At a work session on Tuesday, Forsyth County commissioners went over a commercial zoning condition study, discussed a modification to the county’s appeal process and took the first steps toward new meetings both with both commissioners and the county’s planning board.
Commissioners voted unanimously to move forward with changes to the county’s unified development code after staff from the department of planning and community development presented findings of a zoning condition study and look at a map of how properties were zoned along major roads.
Looking at the map, there was discussion on making it a longer process.
“At some point you’re going to hear, ‘Well, so-and-so wants to come here, but they’re not going through a four-five-month process,” said Tom Brown, director of planning and community development.
Several changes to modify permitted uses in zonings to conditional uses were also discussed.
“Staff went through and looked at commercial districts saying, ‘What do we allow today that typically when we see them come through the zoning process, they get the most attention from the community,’” Brown said.
Among those changes, contractor’s establishments would move from permitted to conditional in community business and business park districts, indoor shooting ranges would become conditional instead of permitted community business district and permitted instead of banned in heavy commercial district and open storage yards would be conditional instead of permitted in highway business and business park districts.
Dividing zoning categories, such as lodging services splitting between traditional and extend stay establishments was also discussed.
The matter will go to a public hearing.
County Attorney Ken Jarrard presented what he called a housekeeping measure for the county’s appeal process, which currently requires the county to approve certiorari bonds when appealed.

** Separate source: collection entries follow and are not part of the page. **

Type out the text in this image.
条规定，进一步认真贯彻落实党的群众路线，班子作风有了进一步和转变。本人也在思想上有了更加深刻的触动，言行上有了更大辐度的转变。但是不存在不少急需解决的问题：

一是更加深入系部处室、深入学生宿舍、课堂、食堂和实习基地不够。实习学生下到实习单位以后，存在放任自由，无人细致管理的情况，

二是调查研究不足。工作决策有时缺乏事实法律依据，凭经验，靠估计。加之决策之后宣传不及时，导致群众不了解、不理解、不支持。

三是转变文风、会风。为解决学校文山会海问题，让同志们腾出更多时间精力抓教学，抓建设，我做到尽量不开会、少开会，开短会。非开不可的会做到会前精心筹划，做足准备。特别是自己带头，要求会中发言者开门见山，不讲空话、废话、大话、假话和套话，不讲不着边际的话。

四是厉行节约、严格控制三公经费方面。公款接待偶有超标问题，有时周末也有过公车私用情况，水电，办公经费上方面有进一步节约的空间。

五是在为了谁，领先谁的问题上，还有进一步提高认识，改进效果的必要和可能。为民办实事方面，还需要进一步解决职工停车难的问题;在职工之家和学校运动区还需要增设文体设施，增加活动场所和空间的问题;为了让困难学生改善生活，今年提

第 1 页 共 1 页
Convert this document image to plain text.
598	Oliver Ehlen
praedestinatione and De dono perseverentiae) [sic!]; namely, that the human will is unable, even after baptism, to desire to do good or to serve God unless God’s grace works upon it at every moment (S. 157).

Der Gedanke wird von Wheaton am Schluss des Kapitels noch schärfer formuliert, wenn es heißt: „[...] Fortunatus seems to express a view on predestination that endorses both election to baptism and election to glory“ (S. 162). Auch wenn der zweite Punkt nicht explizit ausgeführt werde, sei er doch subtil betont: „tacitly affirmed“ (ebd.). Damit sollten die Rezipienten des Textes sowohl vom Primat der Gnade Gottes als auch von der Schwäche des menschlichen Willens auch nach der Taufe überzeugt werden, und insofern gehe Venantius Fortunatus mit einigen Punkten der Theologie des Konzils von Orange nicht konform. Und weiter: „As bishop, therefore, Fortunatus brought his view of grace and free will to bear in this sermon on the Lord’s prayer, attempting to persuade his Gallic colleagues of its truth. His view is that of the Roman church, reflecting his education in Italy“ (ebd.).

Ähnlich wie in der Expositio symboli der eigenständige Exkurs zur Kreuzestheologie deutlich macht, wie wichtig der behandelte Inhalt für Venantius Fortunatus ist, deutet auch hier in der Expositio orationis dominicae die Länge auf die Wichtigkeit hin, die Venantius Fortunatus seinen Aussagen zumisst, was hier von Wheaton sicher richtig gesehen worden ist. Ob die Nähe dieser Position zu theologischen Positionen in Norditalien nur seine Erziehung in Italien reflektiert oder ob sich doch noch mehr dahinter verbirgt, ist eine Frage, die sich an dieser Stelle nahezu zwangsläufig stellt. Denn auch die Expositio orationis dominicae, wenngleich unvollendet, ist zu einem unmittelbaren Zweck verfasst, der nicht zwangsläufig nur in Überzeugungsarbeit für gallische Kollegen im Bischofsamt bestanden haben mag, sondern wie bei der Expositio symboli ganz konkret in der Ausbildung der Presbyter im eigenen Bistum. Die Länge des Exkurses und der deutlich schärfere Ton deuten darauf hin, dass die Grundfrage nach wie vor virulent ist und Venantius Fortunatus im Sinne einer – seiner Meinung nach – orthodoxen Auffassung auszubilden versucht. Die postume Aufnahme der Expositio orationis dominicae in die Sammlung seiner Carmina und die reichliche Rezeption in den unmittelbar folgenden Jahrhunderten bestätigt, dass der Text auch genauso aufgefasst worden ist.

“The writ of certiorari is a specific means of presenting an appeal to the superior court,” Jarrard said. “Whenever commissioners or the zoning board of appeals act in their quasi-judicial hat, that’s how you appeal their decisions to the superior court.
Jarrard said the way the county handles appeals is not the way many areas tackle zoning appeals, but is required by the code.
Commissioners unanimously approved the item and Jarrard said it would likely be packaged with the other changes.
The commission also discussed a new way of commissioners attending meeting of the county’s planning board to hear from developers on projects.
“What if we were to, instead of attending the whole planning session, what if at the beginning of that work session there was a 30 minute section of the meeting that was the joint [planning and commission] meeting,” Jarrard said.
Commissioners said they will attempt the meetings on a trial basis for six months.
“There’s no reason to put this in the UDC yet, let’s just see if it works,” Jarrard said.
No votes or public participation will be held at the meetings, which are intended to replace developers meeting with commissioners.
“From an optics standpoint, there could potentially be the idea that it is to circumvent the open meetings act or that people may think this is where the deals are being made in the backroom,” District 5 Commissioner Laura Semanson said.
One issue was that planning meetings follow commission work sessions, meaning a long work session could run into the planning meeting.
No action was taken on the item, though the first meetings are expected in March.